可以根据FMCS算法对其中的参数进行调整。 以下是几个示例:

chembl_25=# select fmcs_smiles(str,'{"Threshold":0.8}') from
chembl_25-#    (select string_agg(m::text,' ') as str from rdk.mols
chembl_25(#    join compound_records using (molregno) where doc_id=4) as str ;

                                                                           fmcs_smiles
------------------------------------------------------------------------------------------------------------------------------------------------------------------
 [#6]-[#6]-[#8]-[#6](-[#6](=[#8])-[#7]-[#6](-[#6])-[#6](-,:[#6])-,:[#6])-[#6](-[#8])-[#6](-[#8])-[#6](-[#8]-[#6]-[#6])-[#6]-[#7]-[#6](-[#6])-[#6](-,:[#6])-,:[#6]
(1 row)

Time: 9673.949 ms
chembl_25=#
chembl_25=# select fmcs_smiles(str,'{"AtomCompare":"Any"}') from
chembl_25-#    (select string_agg(m::text,' ') as str from rdk.mols
chembl_25(#    join compound_records using (molregno) where doc_id=4) as str ;
                                                                              fmcs_smiles
------------------------------------------------------------------------------------------------------------------------------------------------------------------------
 [#6]-,:[#6,#7]-[#8,#6]-[#6,#7](-[#6,#8]-[#7,#6]-,:[#6,#7]-,:[#6,#7]-,:[#7,#6]-,:[#6])-[#6,#7]-[#6]-[#6](-[#8,#6]-[#6])-[#6,#7]-[#7,#6]-[#6]-,:[#6,#8]-,:[#7,#6]-,:[#6]
(1 row)

Time: 304.332 ms

最大公共子结构搜索的时候,对参数AtomCompare,CompleteRingsOnly,Threshold,Timeout进行设置。

chembl_25=# select fmcs_smiles(str,'{"AtomCompare":"Any","CompleteRingsOnly":true,"Threshold":0.8,"Timeout":60}') from
chembl_25-#    (select string_agg(m::text,' ') as str from rdk.mols
chembl_25(#    join compound_records using (molregno) where doc_id=3) as str ;

WARNING:  findMCS timed out, result is not maximal
                                                                                          fmcs_smiles

-------------------------------------------------------------------------------------------------------------------------------------------------------------------------
----------------------
 [#8]=[#6](-[#7]-[#6]1:[#6]:[#6]:[#6](:[#6]:[#6]:1)-[#6](=[#8])-[#7]1-[#6]-[#6]-[#6]-[#6,#7]-[#6]2:[#6]-1:[#6]:[#6]:[#16]:2)-[#6]1:[#6]:[#6]:[#6]:[#6]:[#6]:1-[#6]1:[#6]:
[#6]:[#6]:[#6]:[#6]:1
(1 row)

Time: 60479.753 ms

MCS搜索可以调整的其他参数和默认值。

  1. MaximizeBonds (true)
  2. Threshold (1.0)
  3. Timeout (-1, no timeout)
  4. MatchValences (false)
  5. MatchChiralTag (false) Applies to atoms
  6. RingMatchesRingOnly (false)
  7. CompleteRingsOnly (false)
  8. MatchStereo (false) Applies to bonds
  9. AtomCompare (“Elements”) can be “Elements”, “Isotopes”, or “Any”
  10. BondCompare (“Order”) can be “Order”, “OrderExact”, or “Any”

cartridge 详细指南

注解

实战中并没有深入使用cartridge,因此下面的内容等深入使用后再进行翻译。

新的类型

  • mol : an rdkit molecule.
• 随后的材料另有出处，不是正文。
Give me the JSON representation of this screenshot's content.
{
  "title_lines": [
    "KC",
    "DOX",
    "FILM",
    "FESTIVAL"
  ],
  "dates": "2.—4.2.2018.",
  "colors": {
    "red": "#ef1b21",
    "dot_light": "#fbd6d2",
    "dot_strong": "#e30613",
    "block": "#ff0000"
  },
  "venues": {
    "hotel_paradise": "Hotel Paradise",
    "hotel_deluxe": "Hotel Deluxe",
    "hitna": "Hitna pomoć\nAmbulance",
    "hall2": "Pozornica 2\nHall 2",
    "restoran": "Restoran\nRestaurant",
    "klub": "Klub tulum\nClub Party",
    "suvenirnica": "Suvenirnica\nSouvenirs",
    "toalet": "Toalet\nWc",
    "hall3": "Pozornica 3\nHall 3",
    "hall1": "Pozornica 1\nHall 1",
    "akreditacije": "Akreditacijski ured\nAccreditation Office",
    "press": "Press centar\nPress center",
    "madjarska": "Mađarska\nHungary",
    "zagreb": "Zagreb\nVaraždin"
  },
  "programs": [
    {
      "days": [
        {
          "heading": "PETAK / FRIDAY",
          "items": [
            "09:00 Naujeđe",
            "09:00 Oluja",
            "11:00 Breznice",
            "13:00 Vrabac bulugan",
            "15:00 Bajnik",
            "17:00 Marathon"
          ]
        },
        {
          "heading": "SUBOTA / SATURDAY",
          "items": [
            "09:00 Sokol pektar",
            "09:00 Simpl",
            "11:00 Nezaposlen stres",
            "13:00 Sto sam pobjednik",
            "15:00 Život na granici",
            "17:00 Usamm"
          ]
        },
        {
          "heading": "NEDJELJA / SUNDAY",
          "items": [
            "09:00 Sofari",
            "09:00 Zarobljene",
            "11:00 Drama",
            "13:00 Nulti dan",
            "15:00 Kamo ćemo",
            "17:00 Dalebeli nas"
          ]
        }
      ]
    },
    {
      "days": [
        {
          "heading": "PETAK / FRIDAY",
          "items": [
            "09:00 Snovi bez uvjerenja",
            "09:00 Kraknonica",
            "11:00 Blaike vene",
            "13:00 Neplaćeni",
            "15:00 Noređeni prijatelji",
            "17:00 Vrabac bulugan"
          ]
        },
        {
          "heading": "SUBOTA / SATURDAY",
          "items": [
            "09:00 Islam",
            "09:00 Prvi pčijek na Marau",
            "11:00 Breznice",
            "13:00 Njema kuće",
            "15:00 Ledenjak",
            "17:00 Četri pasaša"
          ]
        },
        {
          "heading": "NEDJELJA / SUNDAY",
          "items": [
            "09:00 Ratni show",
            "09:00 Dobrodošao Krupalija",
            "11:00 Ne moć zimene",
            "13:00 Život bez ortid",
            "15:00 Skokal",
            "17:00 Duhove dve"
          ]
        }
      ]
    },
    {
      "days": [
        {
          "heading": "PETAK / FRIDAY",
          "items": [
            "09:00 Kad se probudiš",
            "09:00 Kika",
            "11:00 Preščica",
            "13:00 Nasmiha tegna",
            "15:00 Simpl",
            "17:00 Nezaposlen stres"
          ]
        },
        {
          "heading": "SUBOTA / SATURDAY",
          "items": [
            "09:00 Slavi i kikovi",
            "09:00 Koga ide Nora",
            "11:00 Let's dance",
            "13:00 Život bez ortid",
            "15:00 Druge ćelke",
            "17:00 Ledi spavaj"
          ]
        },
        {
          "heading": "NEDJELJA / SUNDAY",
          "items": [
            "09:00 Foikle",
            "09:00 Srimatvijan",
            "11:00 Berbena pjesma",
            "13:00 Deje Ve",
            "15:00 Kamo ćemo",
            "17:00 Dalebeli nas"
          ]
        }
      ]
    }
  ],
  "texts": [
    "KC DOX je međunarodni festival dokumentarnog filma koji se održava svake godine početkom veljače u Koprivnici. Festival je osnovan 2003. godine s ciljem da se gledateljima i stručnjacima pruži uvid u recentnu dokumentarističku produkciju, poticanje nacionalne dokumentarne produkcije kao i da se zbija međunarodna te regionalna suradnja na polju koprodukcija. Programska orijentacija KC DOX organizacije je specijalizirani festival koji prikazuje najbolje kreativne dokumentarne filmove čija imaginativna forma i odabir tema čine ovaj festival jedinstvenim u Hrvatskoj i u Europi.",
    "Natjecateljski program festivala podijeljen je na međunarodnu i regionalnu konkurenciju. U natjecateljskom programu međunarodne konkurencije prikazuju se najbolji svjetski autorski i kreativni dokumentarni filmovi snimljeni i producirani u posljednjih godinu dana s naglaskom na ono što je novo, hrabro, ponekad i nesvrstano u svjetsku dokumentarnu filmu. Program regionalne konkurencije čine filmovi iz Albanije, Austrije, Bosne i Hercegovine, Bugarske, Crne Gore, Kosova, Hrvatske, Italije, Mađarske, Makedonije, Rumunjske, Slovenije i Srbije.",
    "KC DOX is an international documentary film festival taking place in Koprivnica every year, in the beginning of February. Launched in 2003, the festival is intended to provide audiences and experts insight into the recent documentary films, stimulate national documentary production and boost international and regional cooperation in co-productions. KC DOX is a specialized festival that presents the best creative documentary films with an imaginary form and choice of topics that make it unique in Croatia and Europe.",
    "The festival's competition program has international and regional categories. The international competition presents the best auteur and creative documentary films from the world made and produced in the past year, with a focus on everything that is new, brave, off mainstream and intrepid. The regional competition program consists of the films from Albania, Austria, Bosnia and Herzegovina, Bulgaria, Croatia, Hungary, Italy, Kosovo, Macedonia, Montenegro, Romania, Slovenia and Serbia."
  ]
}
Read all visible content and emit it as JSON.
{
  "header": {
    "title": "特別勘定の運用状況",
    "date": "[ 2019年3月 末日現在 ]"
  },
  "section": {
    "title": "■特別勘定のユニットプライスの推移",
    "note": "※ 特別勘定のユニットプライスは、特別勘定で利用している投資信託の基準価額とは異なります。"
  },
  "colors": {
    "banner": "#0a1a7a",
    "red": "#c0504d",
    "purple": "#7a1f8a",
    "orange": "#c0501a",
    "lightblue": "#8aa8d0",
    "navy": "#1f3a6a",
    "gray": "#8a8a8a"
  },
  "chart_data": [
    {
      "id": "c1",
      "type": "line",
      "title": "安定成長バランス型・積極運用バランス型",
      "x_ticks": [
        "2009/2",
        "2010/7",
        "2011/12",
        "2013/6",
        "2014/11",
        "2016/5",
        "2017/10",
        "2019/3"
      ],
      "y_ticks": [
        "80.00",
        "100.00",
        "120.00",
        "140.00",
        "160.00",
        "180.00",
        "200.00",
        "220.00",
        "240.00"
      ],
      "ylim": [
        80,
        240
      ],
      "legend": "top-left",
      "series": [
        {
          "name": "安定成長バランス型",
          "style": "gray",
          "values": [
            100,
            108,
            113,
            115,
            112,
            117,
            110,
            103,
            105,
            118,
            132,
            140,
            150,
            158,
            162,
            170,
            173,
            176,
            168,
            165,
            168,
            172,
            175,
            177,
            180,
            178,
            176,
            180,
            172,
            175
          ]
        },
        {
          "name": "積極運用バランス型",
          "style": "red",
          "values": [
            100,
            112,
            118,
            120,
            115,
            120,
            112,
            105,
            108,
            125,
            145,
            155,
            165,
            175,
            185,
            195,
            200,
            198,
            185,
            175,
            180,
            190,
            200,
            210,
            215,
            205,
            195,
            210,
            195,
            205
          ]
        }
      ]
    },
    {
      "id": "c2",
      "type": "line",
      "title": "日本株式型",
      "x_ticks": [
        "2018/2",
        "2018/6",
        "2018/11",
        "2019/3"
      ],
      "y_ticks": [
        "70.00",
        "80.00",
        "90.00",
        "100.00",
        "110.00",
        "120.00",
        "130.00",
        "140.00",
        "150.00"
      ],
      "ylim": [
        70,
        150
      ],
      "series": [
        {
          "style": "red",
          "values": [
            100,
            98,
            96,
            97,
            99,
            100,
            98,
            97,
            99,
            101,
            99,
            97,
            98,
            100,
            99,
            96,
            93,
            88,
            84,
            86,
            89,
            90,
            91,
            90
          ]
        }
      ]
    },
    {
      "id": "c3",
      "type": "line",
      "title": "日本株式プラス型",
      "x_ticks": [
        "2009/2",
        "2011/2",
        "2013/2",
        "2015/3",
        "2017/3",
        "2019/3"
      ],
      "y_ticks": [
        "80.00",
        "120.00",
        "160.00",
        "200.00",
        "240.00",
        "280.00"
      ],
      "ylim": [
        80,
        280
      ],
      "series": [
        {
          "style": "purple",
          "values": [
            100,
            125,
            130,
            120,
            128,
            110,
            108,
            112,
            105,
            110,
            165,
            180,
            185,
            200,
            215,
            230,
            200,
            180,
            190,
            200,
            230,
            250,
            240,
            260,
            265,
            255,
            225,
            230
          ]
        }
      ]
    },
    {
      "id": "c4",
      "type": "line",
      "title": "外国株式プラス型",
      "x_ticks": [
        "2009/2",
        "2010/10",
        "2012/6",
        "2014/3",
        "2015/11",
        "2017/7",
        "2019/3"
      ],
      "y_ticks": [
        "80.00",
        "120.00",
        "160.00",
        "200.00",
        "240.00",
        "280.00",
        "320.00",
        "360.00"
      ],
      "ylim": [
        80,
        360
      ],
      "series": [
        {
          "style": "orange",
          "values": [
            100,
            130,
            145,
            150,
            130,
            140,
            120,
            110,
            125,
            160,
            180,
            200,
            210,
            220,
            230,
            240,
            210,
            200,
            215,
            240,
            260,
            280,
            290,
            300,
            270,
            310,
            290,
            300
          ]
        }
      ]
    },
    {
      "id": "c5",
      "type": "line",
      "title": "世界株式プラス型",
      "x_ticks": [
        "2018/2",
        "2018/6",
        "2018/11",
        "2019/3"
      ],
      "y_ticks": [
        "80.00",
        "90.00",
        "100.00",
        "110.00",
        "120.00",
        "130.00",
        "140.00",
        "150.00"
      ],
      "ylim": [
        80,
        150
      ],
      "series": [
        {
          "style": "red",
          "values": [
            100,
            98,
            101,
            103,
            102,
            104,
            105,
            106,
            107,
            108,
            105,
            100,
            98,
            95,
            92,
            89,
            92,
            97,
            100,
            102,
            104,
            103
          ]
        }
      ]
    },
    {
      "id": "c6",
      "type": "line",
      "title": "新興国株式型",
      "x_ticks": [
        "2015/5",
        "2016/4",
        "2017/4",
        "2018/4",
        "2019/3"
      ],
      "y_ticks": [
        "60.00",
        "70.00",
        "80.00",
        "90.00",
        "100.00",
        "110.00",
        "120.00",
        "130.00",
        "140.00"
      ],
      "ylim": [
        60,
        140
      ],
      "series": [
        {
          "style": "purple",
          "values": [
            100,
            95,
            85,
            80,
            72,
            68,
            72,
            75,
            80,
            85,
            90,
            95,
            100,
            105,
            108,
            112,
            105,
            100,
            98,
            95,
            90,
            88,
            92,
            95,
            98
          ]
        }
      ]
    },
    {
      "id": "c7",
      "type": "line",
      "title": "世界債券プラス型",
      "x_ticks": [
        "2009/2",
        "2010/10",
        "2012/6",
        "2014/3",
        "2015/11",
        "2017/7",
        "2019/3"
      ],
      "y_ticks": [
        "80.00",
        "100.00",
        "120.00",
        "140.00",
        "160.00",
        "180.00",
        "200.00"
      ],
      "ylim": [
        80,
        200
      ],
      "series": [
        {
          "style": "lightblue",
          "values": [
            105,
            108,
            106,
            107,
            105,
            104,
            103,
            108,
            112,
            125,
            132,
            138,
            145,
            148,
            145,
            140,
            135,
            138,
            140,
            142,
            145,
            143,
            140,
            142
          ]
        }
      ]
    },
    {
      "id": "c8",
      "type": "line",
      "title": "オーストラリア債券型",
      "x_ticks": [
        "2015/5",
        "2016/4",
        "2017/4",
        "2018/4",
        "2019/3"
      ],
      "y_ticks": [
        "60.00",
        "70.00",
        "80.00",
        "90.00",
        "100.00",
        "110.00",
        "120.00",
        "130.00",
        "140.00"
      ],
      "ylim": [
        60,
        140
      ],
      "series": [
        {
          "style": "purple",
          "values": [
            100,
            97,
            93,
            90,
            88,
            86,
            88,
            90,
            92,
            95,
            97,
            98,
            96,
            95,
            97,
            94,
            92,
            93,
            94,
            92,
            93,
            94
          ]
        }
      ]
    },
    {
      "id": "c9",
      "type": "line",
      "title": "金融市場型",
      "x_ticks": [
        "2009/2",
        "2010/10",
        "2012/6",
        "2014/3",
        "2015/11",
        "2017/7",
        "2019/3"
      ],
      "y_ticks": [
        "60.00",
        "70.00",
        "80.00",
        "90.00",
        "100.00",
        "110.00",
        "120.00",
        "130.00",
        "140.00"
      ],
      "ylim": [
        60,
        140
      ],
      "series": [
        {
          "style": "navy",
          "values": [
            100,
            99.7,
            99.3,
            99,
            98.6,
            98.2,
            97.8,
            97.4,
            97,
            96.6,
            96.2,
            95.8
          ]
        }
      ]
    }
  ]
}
Can be created from a SMILES via direct type conversion, for example: ‘c1ccccc1’::mol creates a molecule from the SMILES ‘c1ccccc1’
  • qmol : an rdkit molecule containing query features (i.e. constructed from SMARTS). Can be created from a SMARTS via direct type conversion, for example: ‘c1cccc[c,n]1’::qmol creates a query molecule from the SMARTS ‘c1cccc[c,n]1’
  • sfp : a sparse count vector fingerprint (SparseIntVect in C++ and Python)
  • bfp : a bit vector fingerprint (ExplicitBitVect in C++ and Python)

参数

  • rdkit.tanimoto_threshold : threshold value for the Tanimoto similarity operator. Searches done using Tanimoto similarity will only return results with a similarity of at least this value.
  • rdkit.dice_threshold : threshold value for the Dice similiarty operator. Searches done using Dice similarity will only return results with a similarity of at least this value.
  • rdkit.do_chiral_sss : toggles whether or not stereochemistry is used in substructure matching. (available from 2013_03 release).
  • rdkit.sss_fp_size : the size (in bits) of the fingerprint used for substructure screening.
  • rdkit.morgan_fp_size : the size (in bits) of morgan fingerprints
  • rdkit.featmorgan_fp_size : the size (in bits) of featmorgan fingerprints
  • rdkit.layered_fp_size : the size (in bits) of layered fingerprints
  • rdkit.rdkit_fp_size : the size (in bits) of RDKit fingerprints
  • rdkit.torsion_fp_size : the size (in bits) of topological torsion bit vector fingerprints
  • rdkit.atompair_fp_size : the size (in bits) of atom pair bit vector fingerprints
  • rdkit.avalon_fp_size : the size (in bits) of avalon fingerprints

操作

相似性搜索

  • % : operator used for similarity searches using Tanimoto similarity. Returns whether or not the Tanimoto similarity between two fingerprints (either two sfp or two bfp values) exceeds rdkit.tanimoto_threshold.
  • # : operator used for similarity searches using Dice similarity. Returns whether or not the Dice similarity between two fingerprints (either two sfp or two bfp values) exceeds rdkit.dice_threshold.
  • <%> : used for Tanimoto KNN searches (to return ordered lists of neighbors).
  • <#> : used for Dice KNN searches (to return ordered lists of neighbors).

子结构和完整结构搜索

  • @> : substructure search operator. Returns whether or not the mol or qmol on the right is a substructure of the mol on the left.
  • <@ : substructure search operator. Returns whether or not the mol or qmol on the left is a substructure of the mol on the right.
  • @= : returns whether or not two molecules are the same.

分子比较

  • < : returns whether or not the left mol is less than the right mol
  • > : returns whether or not the left mol is greater than the right mol
  • = : returns whether or not the left mol is equal to the right mol
  • <= : returns whether or not the left mol is less than or equal to the right mol
  • >= : returns whether or not the left mol is greater than or equal to the right mol

Note Two molecules are compared by making the following comparisons in order. Later comparisons are only made if the preceding values are equal:

# Number of atoms # Number of bonds # Molecular weight # Number of rings

If all of the above are the same and the second molecule is a substructure of the first, the molecules are declared equal, Otherwise (should not happen) the first molecule is arbitrarily defined to be less than the second.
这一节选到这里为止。